The exhibit, “Today for Tomorrow: A Visual Response to Climate Change,” will feature emotionally driven artwork created by students from UCF and local elementary schools beginning Jan. 13 at the Orlando Science Center’s Fusion: A STEAM Gallery.
Organizers of the exhibit said the two-month show “is a visual response to one of the most complicated issues of our time…We read about it. We worry about it. We study it. We attempt to fix it.”
Curator for the exhibit, UCF art professor Carla Poindexter, said displays at science centers usually are about scientists looking for answers.
“But the works produced by the art students for this show are what I would call images of concern, they pose questions or offer images that are intended to solicit emotional responses,” Poindexter said.
For example, artist Chris Rivera’s work “When You Remember That Bees Are Dying at an Alarming Rate” focuses on the future of bees around the planet.
“In the last five years alone 30 percent of the national bee population have disappeared and nearly a third of all bee colonies in the U.S. are gone,” Rivera said. “Bees play a very significant role in the production of the fruits and vegetables that we humans consume and commonly take for granted. The bee population is so low in China they are reduced to human workers pollinating their produce fields by hand. Does all this not weigh on our conscious?”
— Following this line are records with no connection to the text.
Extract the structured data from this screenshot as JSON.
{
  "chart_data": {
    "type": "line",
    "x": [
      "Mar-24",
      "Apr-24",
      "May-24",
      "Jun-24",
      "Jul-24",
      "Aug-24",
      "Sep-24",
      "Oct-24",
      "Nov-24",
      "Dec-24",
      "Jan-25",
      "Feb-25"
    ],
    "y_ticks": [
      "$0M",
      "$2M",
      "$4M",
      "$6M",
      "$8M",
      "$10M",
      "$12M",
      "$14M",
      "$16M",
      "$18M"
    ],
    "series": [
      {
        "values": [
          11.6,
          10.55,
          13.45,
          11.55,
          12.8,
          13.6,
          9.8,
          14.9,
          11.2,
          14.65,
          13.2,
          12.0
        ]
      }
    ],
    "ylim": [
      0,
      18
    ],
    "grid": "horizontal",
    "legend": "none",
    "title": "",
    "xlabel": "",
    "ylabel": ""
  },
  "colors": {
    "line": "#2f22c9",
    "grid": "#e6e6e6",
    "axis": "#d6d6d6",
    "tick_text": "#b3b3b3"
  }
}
The science center’s Fusion: A STEAM Gallery is on the third floor mezzanine and combines the STEM acronym of Science, Technology, Engineering and Mathematics with the “A” to represent Art.
UCF’s rotating exhibits at the center feature paintings, sculptures, animations graphic designs and other artworks among the center’s other displays. The gallery is included with admission to the center, 777 E. Princeton St.